Humans have been observing birds for thousands of years, initially because they were thought to be predictors of the future.
Today, modern science uses changes in bird populations to reflect the health of the environment. Bird watching as a hobby is also on the rise for many reasons, among them the “thrill of the hunt”, the health benefits associated with being outdoors and the quest for knowledge.
Makweti Safari Lodge, nestled within the 40 000 hectare Welgevonden Game Reserve, has ranges who are passionate not only about the creatures that live on the ground, but also those that inhabit the skies.
Recent sightings include the grey-headed Kingfisher, common across much of sub-Saharan Africa, and the Stanley’s Bustard, also known as the Denham’s Bustard.
As a migratory species, the grey-headed Kingfisher generally only occurs in southern Africa during the breeding season. “Despite the name, the grey-headed kingfisher does not feed on fish, but instead thrives on a wide variety of insects, such as grasshoppers, cockroaches and beetles, and occasionally takes small vertebrates such as lizards.

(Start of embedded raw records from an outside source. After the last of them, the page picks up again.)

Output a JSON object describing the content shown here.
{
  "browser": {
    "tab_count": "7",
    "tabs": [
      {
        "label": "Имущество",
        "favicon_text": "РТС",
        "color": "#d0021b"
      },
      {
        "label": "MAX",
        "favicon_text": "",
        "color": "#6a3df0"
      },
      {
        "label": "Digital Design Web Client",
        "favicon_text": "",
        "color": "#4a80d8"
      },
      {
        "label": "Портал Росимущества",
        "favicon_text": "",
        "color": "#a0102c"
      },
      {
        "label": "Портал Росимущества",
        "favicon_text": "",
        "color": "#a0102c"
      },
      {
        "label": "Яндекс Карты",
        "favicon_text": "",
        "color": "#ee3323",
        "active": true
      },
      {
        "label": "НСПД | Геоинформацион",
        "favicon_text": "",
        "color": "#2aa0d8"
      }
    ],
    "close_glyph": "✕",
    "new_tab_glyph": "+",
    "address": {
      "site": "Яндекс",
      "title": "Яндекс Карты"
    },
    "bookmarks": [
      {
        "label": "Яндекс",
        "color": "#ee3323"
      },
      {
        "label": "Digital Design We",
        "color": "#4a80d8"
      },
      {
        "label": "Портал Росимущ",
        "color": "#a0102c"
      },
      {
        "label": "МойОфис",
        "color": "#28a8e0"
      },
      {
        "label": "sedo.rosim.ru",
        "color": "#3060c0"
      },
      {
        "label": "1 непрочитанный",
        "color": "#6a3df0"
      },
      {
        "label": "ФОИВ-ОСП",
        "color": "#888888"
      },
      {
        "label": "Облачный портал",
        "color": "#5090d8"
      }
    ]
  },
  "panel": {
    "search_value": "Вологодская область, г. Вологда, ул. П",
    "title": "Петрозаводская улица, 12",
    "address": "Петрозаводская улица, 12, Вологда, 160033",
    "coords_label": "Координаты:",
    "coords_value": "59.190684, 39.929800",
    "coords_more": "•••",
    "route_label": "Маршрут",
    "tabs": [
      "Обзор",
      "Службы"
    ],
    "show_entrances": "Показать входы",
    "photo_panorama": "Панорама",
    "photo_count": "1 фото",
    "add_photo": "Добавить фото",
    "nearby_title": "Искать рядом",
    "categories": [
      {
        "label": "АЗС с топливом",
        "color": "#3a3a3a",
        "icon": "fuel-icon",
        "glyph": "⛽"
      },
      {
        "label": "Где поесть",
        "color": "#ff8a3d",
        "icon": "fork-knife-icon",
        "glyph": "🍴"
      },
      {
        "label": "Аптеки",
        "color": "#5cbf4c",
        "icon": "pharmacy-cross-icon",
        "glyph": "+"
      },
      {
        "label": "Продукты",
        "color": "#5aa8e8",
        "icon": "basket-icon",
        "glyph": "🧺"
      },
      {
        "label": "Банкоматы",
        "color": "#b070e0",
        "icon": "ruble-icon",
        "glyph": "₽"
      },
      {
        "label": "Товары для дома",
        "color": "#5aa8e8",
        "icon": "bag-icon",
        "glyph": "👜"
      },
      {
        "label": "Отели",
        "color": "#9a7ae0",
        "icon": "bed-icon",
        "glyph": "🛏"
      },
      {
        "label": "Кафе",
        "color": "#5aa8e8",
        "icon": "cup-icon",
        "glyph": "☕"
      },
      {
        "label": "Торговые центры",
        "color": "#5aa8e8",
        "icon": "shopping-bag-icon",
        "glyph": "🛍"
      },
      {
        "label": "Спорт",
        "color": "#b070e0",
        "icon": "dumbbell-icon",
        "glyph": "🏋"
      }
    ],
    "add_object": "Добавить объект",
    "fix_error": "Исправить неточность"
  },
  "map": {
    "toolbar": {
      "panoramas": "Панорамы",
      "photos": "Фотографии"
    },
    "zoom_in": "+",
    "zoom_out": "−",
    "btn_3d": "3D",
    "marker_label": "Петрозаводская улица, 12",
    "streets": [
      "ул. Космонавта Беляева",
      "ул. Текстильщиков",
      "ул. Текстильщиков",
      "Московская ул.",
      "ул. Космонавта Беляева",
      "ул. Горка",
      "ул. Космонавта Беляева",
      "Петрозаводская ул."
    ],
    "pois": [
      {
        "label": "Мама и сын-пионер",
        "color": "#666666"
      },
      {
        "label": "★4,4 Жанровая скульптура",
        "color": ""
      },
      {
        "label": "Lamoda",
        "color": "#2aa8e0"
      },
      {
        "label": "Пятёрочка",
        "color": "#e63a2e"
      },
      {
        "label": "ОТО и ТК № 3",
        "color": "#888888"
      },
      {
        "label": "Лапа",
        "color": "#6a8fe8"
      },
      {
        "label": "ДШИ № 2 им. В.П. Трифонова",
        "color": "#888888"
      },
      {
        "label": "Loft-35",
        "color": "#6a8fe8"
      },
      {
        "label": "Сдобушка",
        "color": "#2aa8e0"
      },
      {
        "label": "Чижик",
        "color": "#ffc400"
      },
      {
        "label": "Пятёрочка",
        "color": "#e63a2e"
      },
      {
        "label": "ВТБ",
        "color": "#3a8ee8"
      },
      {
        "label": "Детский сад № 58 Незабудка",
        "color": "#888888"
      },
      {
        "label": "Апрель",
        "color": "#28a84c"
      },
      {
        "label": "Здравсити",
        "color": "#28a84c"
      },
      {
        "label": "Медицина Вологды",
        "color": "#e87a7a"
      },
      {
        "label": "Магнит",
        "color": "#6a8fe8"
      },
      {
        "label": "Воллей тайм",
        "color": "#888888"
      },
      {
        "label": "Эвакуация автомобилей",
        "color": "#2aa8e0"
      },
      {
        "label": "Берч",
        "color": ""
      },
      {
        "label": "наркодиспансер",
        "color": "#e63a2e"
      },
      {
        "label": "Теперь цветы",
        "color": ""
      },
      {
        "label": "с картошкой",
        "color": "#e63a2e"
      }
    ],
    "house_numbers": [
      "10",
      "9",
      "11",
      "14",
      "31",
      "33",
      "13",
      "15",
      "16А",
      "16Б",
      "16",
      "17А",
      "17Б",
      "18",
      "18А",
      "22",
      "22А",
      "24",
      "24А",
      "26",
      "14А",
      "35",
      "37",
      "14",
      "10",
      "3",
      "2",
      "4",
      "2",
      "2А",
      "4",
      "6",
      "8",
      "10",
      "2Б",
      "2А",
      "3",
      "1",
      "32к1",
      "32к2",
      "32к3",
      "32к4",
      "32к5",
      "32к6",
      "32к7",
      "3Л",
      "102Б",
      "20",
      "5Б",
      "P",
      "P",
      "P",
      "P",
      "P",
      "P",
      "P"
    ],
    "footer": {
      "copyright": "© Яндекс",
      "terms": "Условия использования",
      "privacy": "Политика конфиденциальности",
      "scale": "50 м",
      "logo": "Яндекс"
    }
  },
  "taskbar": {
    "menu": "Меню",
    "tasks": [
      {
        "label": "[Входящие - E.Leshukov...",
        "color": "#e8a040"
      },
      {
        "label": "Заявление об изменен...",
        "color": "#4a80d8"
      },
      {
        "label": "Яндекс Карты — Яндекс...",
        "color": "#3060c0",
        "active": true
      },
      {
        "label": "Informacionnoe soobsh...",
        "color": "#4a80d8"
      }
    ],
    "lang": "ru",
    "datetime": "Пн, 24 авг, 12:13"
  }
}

Like other kingfishers, this species generally sits still on a perch, before diving steeply down to the ground in pursuit of prey,” said Makweti’s Gary Parker.
The Denham’s Bustard feeds on a variety of foods including insects, small snakes, rodents, bird nestlings and plants, and has been observed pecking at the dung of grazing mammals for beetles. “While these large birds are often solitary, they will gather in flocks in areas where food is abundant and during migration; with migratory movements being largely dictated by the passage of the rains.”
The common names for this species refer to the English explorer, Major Dixon Denham and English naturalist, Edward Smith-Atanley, the 13th Earl of Derby.
For Gary, it is always a pleasure to view this near-threatened species in the Welgevonden Game Reserve and we have no doubt you will equally enjoy the sightings as you tick them off in your birding notebook.